Two-time Academy Award winner Ron Howard teams once again with writer Peter Morgan on Rush, a spectacular big-screen re-creation of the merciless and legendary 1970s Formula 1 rivalry between gifted English playboy James Hunt (Chris Hemsworth) and his disciplined Austrian opponent, Niki Lauda (Daniel Brühl).
British screenwriter/playwright Peter Morgan believed that the Lauda-Hunt rivalry and their accompanying thrilling battles during the 1976 Formula 1 season was a story that transcended the sports pages.
Morgan has earned a reputation as a master of modern-history movie scripts. He captured the intrigue behind Uganda’s brutal dictator Idi Amin (The Last King of Scotland). “I grew up in England knowing all about James Hunt,” Morgan recalls, “but I never knew Niki’s side of the story.’” The screenwriter, who lives in Austria, approached Lauda with an idea to write a script that dramatized the tumultuous 1976 racing season. Lauda consented and provided Morgan with invaluable input during the draft stages.
Joining the production team on Rush was Howard’s longtime partner, Oscar®-winning producer Brian Grazer, who found himself as intrigued by Morgan’s script as he was by the writer’s last screenplay for Imagine. “Ron and I worked with Peter on Frost/Nixon,” Grazer relays, “and Peter has this ability to study somebody and at the same time get so microscopic that he can see the pores in their skin.”
Australian actor Chris Hemsworth has shot to stardom within the last few years. With the versatility he’s shown in movies Hemsworth was a natural for McLaren driver Hunt, whom Howard describes as “a rock star on wheels.”
Howard had not met the actor before casting the part. “Chris won the role with his fantastic audition,” he says. “I’d seen him in Thor and in Star Trek. I met him, I liked him, but I had no idea if he could be James Hunt.” Olivia Wilde, plays Suzy Miller Hunt, the famous model whom James marries, then neglects.
With the deft hand he brought to the ambitious Slumdog Millionaire, production designer Mark Digby knew he had an incredibly challenging shoot ahead of him with Rush. By integrating all racing and support vehicles into historically accurate environments, he had the Herculean challenge of reimagining racetracks from Europe to Japan. “We had to create 12 to 15 different races each year from 1974 through 1976,” says Digby. “In addition to the racecars, there were lorries and caravans, ambulances and other support vehicles.

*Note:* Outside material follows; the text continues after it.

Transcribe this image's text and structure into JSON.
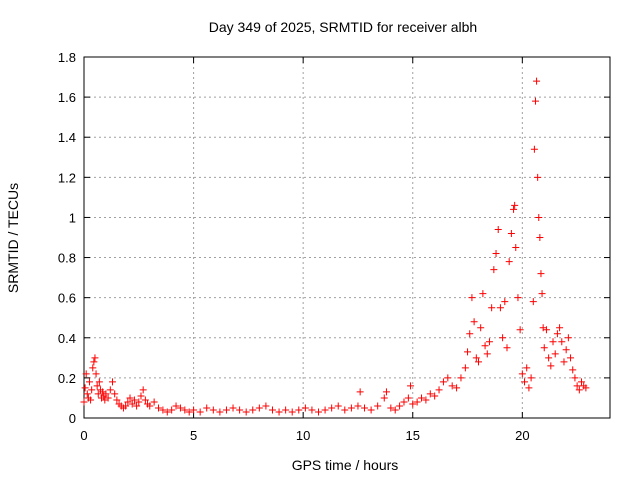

There was the paddock area at each of the tracks where the mechanics work and bunting and signage to indicate we’re in a different country at a different Grand Prix…since we didn’t travel all around the world to do our filming.”
Adding to the authenticity was location filming at the British tracks Brands Hatch, Donington Park, Cadwell Park and Snetterton and at Germany’s notorious Nürburgring. Filming was also done at Blackbushe Airfield, a former drag racing venue in the U.K. The most emotional part of the production for the crew was filming at Nürburgring, the site of Lauda’s horrifying crash.